1.1. La classe des toponymes dans Prolex

Le projet Prolex (Piton, Grass et Maurel 2003), basé à Tours, a pour objectif de créer des outils permettant le traitement automatique des noms propres. Le noyau de ce projet est constitué par une base de données de noms propres traduits dans plusieurs langues, dont l’allemand. La base différencie 10 types de toponymes que nous allons brièvement énumérer :

  1. Les noms de pays (Frankreich = la France, die Schweiz = la Suisse).

  2. Les noms de régions où région doit être compris comme une subdivision d’un pays (Steiermark = la Styrie, die Westindischen Inseln = les Antilles).

  3. Les noms de groupes de pays, des ensembles englobant différents pays (der Balkan = les Balkans). Les groupes de pays ne doivent pas être confondus avec des régions qui sont des méronymes de pays alors que les pays peuvent être des méronymes de groupes de pays.

  4. Les noms de villes, comme Tours, Paris ou Munich. Ce dernier est un exonyme, c’est-à-dire une forme locale du nom de la ville (München).

  5. Les noms de quartiers, de voies ou de places (Kreuzberg, Goethestrasse, Savignyplatz).

  6. Les noms d’édifices incluent non seulement les bâtiments, les monuments, les ponts, mais aussi les parcs et jardins, les musées, les théâtres et opéras, etc. (der Stift in Frankfurt, der Englische Garten in München, die Wiener Staatsoper). Ils sont souvent traduits car ils sont, pour la plupart, descriptifs (der Stift = le « crayon », der Englische Garten = le Jardin anglais, die Wiener Staatsoper = Opéra national de Vienne).

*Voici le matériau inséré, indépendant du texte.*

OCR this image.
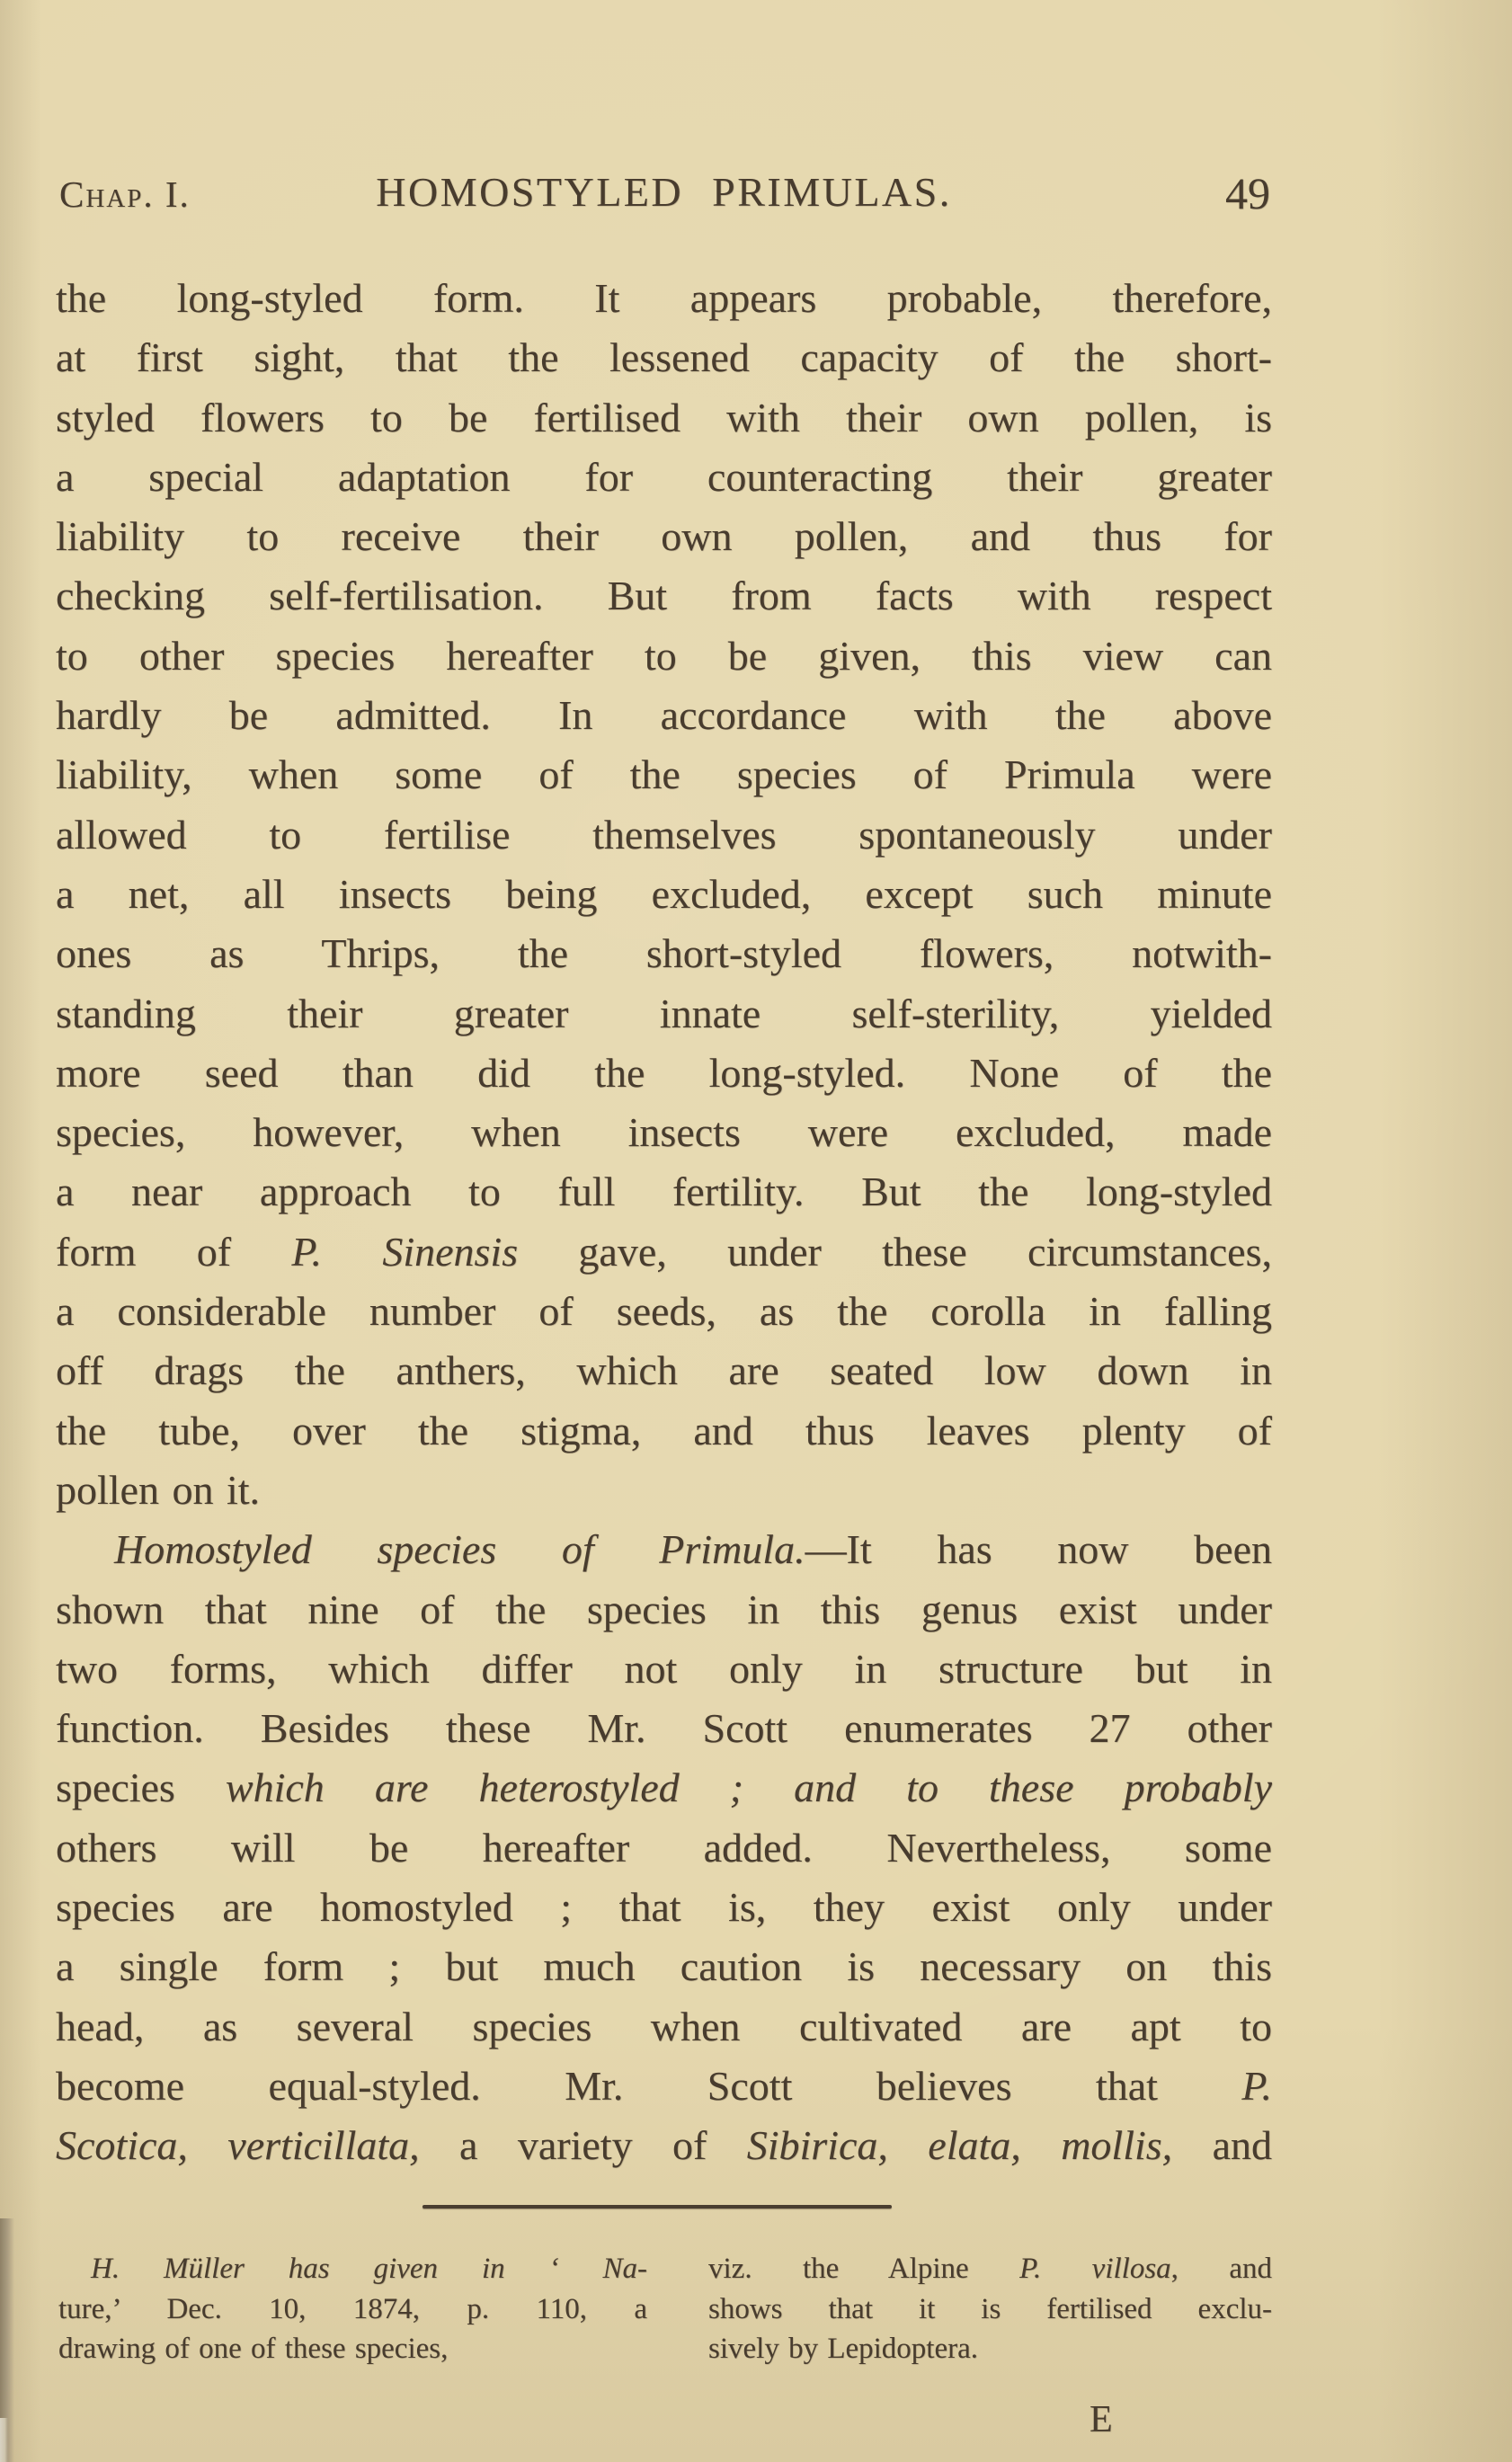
Chap. I.	HOMOSTYLED PRIMULAS.	49
the long-styled form. It appears probable, therefore,
at first sight, that the lessened capacity of the short-
styled flowers to be fertilised with their own pollen, is
a special adaptation for counteracting their greater
liability to receive their own pollen, and thus for
checking self-fertilisation. But from facts with respect
to other species hereafter to be given, this view can
hardly be admitted. In accordance with the above
liability, when some of the species of Primula were
allowed to fertilise themselves spontaneously under
a net, all insects being excluded, except such minute
ones as Thrips, the short-styled flowers, notwith-
standing their greater innate self-sterility, yielded
more seed than did the long-styled. None of the
species, however, when insects were excluded, made
a near approach to full fertility. But the long-styled
form of P. Sinensis gave, under these circumstances,
a considerable number of seeds, as the corolla in falling
off drags the anthers, which are seated low down in
the tube, over the stigma, and thus leaves plenty of
pollen on it.
Homostyled species of Primula.—It has now been
shown that nine of the species in this genus exist under
two forms, which differ not only in structure but in
function. Besides these Mr. Scott enumerates 27 other
species which are heterostyled ; and to these probably
others will be hereafter added. Nevertheless, some
species are homostyled ; that is, they exist only under
a single form ; but much caution is necessary on this
head, as several species when cultivated are apt to
become equal-styled. Mr. Scott believes that P.
Scotica, verticillata, a variety of Sibirica, elata, mollis, and
H. Müller has given in ‘ Na-
ture,’ Dec. 10, 1874, p. 110, a
drawing of one of these species,
viz. the Alpine P. villosa, and
shows that it is fertilised exclu-
sively by Lepidoptera.
E
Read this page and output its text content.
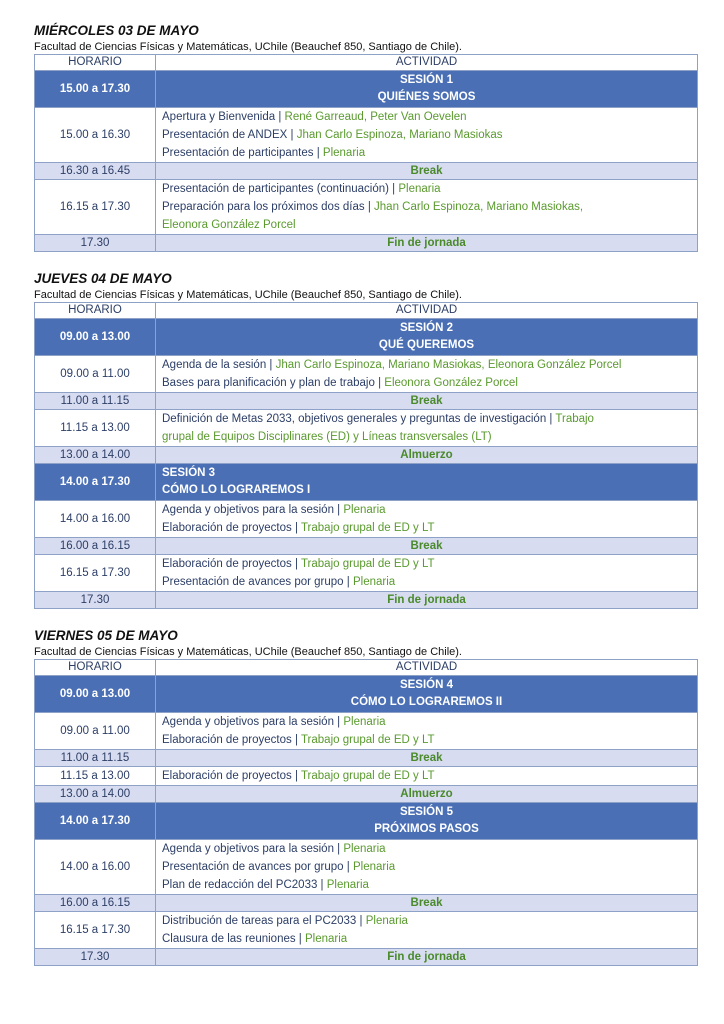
MIÉRCOLES 03 DE MAYO
Facultad de Ciencias Físicas y Matemáticas, UChile (Beauchef 850, Santiago de Chile).
HORARIO	ACTIVIDAD
15.00 a 17.30	SESIÓN 1
QUIÉNES SOMOS

15.00 a 16.30	Apertura y Bienvenida | René Garreaud, Peter Van Oevelen
Presentación de ANDEX | Jhan Carlo Espinoza, Mariano Masiokas
Presentación de participantes | Plenaria

16.30 a 16.45	Break
16.15 a 17.30	Presentación de participantes (continuación) | Plenaria
Preparación para los próximos dos días | Jhan Carlo Espinoza, Mariano Masiokas,
Eleonora González Porcel

17.30	Fin de jornada
JUEVES 04 DE MAYO
Facultad de Ciencias Físicas y Matemáticas, UChile (Beauchef 850, Santiago de Chile).
HORARIO	ACTIVIDAD
09.00 a 13.00	SESIÓN 2
QUÉ QUEREMOS

09.00 a 11.00	Agenda de la sesión | Jhan Carlo Espinoza, Mariano Masiokas, Eleonora González Porcel
Bases para planificación y plan de trabajo | Eleonora González Porcel

11.00 a 11.15	Break
11.15 a 13.00	Definición de Metas 2033, objetivos generales y preguntas de investigación | Trabajo
grupal de Equipos Disciplinares (ED) y Líneas transversales (LT)

13.00 a 14.00	Almuerzo
14.00 a 17.30	SESIÓN 3
CÓMO LO LOGRAREMOS I

14.00 a 16.00	Agenda y objetivos para la sesión | Plenaria
Elaboración de proyectos | Trabajo grupal de ED y LT

16.00 a 16.15	Break
16.15 a 17.30	Elaboración de proyectos | Trabajo grupal de ED y LT
Presentación de avances por grupo | Plenaria

17.30	Fin de jornada
VIERNES 05 DE MAYO
Facultad de Ciencias Físicas y Matemáticas, UChile (Beauchef 850, Santiago de Chile).
HORARIO	ACTIVIDAD
09.00 a 13.00	SESIÓN 4
CÓMO LO LOGRAREMOS II

09.00 a 11.00	Agenda y objetivos para la sesión | Plenaria
Elaboración de proyectos | Trabajo grupal de ED y LT

11.00 a 11.15	Break
11.15 a 13.00	Elaboración de proyectos | Trabajo grupal de ED y LT

13.00 a 14.00	Almuerzo
14.00 a 17.30	SESIÓN 5
PRÓXIMOS PASOS

14.00 a 16.00	Agenda y objetivos para la sesión | Plenaria
Presentación de avances por grupo | Plenaria
Plan de redacción del PC2033 | Plenaria

16.00 a 16.15	Break
16.15 a 17.30	Distribución de tareas para el PC2033 | Plenaria
Clausura de las reuniones | Plenaria

17.30	Fin de jornada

  7. Les hydronymes comprennent les noms de rivières, de canaux ainsi que les différentes étendues d’eau comme les lacs, les mers, etc. (der Rhein = le Rhin, der Bodensee = le lac de Constance, das Mittelmeer = la Mer Méditerrannée).

  8. Les géonymes sont des sites géographiques naturels qui incluent les déserts, les montagnes, les forêts, les cavernes, les glaciers, les canyons, les plaines, les plateaux, les courants marins, etc. (die Wüste Gobi = le désert de Gobi, der Schwarzwald = la Forêt-Noire).

  9. Les objets célestes représentent – du moins dans la langue – des lieux dans l’espace. Les objets célestes comprennent les planètes, les galaxies, les étoiles, les comètes, etc. (der Saturn = Saturne, Andromeda = Andromède, der Hundstern = Sirius).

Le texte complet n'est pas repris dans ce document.